In conclusion, we have especially investigated a Vernier effect triple microrings laser with a high side-mode suppression ratio based on Rhodamine-B doped SU-8 as an organic active material which provides a suitable context for fabricating multi-microring structures. The main configuration, which has three microrings coupled together is presented in this paper so that in addition to maintaining the stability of the single-mode operation, it is able to eliminate effectively all the side and high order modes based on the Vernier effect and generate a high side-mode suppression ratio (SMSR) that were proposed as the main goal.

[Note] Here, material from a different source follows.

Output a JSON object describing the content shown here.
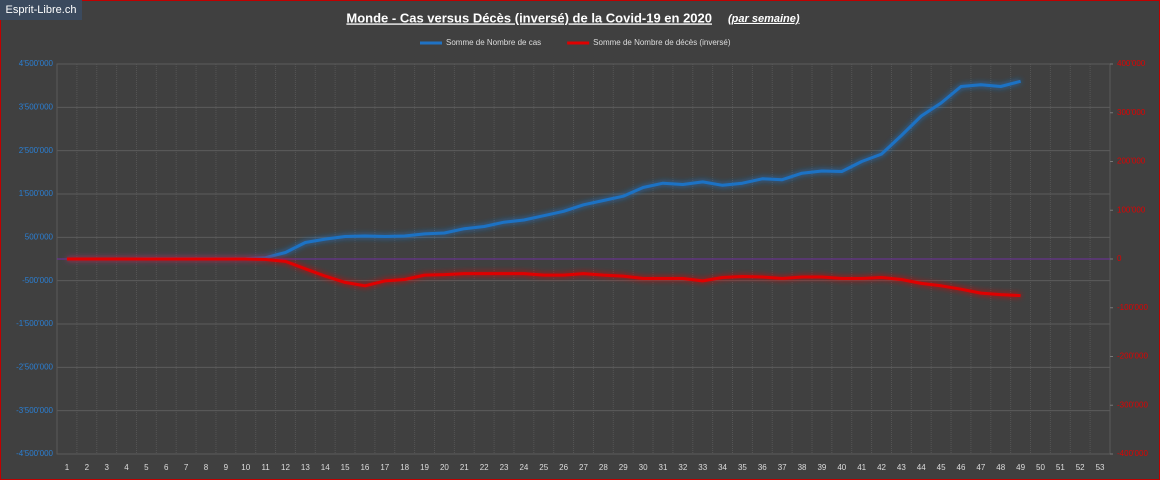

The SMSR of the single-mode laser reaches more than 20 dB. Our work provides an effective roadmap for designing on-chip light sources. Due to its simplicity in construction, low cost, and its high sensitivity, it has the ability to be effectively used in optical integrated circuits for wide applications like optical sources, long-distance communications systems, biomedical sensors, and different types of optical gyroscopes.